Гранат и Омела (СИ) - Морган Даяна
Шрифт:
Интервал:
Закладка:
— Я хочу помочь вам в вашем предназначении — очистить Храм, привести его к истоку. — Подавив приступ стыда, Дамиан продолжил: — И если потребуется, я готов отправиться в Лацио, чтобы отыскать книгу, которая для вас так важна.
Симеон покачал головой и собирался ответить, как вернулась подавальщица. Поставив на стол дымящийся кусок свинины, исходящий красным соком, два кубка и бутылку трастамарского хереса, она тут же вернулась на кухню. Дамиан во все глаза уставился на то, как Симеон наливает немного хереса в кубок и залпом выпивает.

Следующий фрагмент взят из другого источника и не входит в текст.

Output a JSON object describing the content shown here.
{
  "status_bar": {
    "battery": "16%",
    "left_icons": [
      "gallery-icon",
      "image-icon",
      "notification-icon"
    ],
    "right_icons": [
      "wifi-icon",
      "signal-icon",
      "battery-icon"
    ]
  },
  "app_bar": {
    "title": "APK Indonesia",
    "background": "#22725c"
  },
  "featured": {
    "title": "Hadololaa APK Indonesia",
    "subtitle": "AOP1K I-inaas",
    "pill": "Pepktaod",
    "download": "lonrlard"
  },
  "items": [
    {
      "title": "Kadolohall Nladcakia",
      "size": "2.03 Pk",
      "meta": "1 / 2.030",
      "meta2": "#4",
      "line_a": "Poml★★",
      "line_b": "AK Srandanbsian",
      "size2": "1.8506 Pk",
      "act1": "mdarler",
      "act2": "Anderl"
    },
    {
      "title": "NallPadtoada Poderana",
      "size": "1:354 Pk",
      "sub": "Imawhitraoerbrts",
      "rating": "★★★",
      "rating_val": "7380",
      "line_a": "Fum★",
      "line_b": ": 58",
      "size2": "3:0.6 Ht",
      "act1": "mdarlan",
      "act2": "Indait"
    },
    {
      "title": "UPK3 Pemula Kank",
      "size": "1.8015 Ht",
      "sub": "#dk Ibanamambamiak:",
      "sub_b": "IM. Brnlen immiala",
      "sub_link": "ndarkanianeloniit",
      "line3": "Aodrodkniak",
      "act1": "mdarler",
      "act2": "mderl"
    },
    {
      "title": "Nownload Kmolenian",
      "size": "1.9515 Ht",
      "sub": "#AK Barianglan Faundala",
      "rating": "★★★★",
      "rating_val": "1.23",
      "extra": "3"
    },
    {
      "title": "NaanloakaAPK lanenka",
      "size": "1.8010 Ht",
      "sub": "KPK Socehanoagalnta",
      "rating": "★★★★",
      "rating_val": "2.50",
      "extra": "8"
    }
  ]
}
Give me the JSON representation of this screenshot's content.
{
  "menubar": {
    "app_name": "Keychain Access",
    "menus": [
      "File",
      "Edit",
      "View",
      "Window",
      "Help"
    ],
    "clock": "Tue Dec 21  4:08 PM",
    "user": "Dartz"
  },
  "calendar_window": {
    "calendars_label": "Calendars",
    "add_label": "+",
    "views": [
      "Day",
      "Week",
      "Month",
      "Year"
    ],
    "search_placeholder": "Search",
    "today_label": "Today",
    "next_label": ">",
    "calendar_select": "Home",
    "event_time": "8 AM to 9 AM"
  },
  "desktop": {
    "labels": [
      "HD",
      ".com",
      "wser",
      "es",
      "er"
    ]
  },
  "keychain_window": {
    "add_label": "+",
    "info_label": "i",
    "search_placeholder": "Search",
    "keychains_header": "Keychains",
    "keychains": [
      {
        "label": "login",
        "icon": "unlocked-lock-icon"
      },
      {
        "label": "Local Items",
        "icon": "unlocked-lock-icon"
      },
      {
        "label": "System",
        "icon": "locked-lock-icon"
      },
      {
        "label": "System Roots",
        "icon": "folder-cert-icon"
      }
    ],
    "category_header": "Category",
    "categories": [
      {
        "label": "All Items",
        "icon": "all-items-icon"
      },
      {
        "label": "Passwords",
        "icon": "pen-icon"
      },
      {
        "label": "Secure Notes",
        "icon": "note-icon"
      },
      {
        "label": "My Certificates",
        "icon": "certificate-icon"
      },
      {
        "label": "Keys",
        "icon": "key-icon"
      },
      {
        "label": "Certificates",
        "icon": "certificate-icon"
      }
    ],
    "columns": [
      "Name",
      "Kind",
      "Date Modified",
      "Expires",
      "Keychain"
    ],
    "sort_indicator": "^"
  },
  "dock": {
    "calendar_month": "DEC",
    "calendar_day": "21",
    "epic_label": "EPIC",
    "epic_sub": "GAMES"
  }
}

— Судьба, воровка, не упустит случая взыскать причитающуюся ей лихву[1], — сказал он сипло и тихо рассмеялся, опустив глаза долу. — Я предупреждал ее, если встречу еще раз — убью. А теперь, похоже, паду ниц и буду просить о помощи.
Симеон еще раз выпил. И еще. А потом еще пару раз. Дамиана снедало недоумение. Он никак не мог понять, что за странное изменение произошло в наставнике. Да еще и так стремительно.
Тишину нарушал мерный треск пламени в камине и стук ножа о дерево на кухне.
— Я гордец, мой мальчик. — Наставник поднял на него блеклые глаза, подернутые пеленой легкого опьянения.
Дамиан не ко времени вспомнил Гордеца, которого ему пришлось оставить у Мингема.
— О чем вы, Падре? — наконец не удержался он.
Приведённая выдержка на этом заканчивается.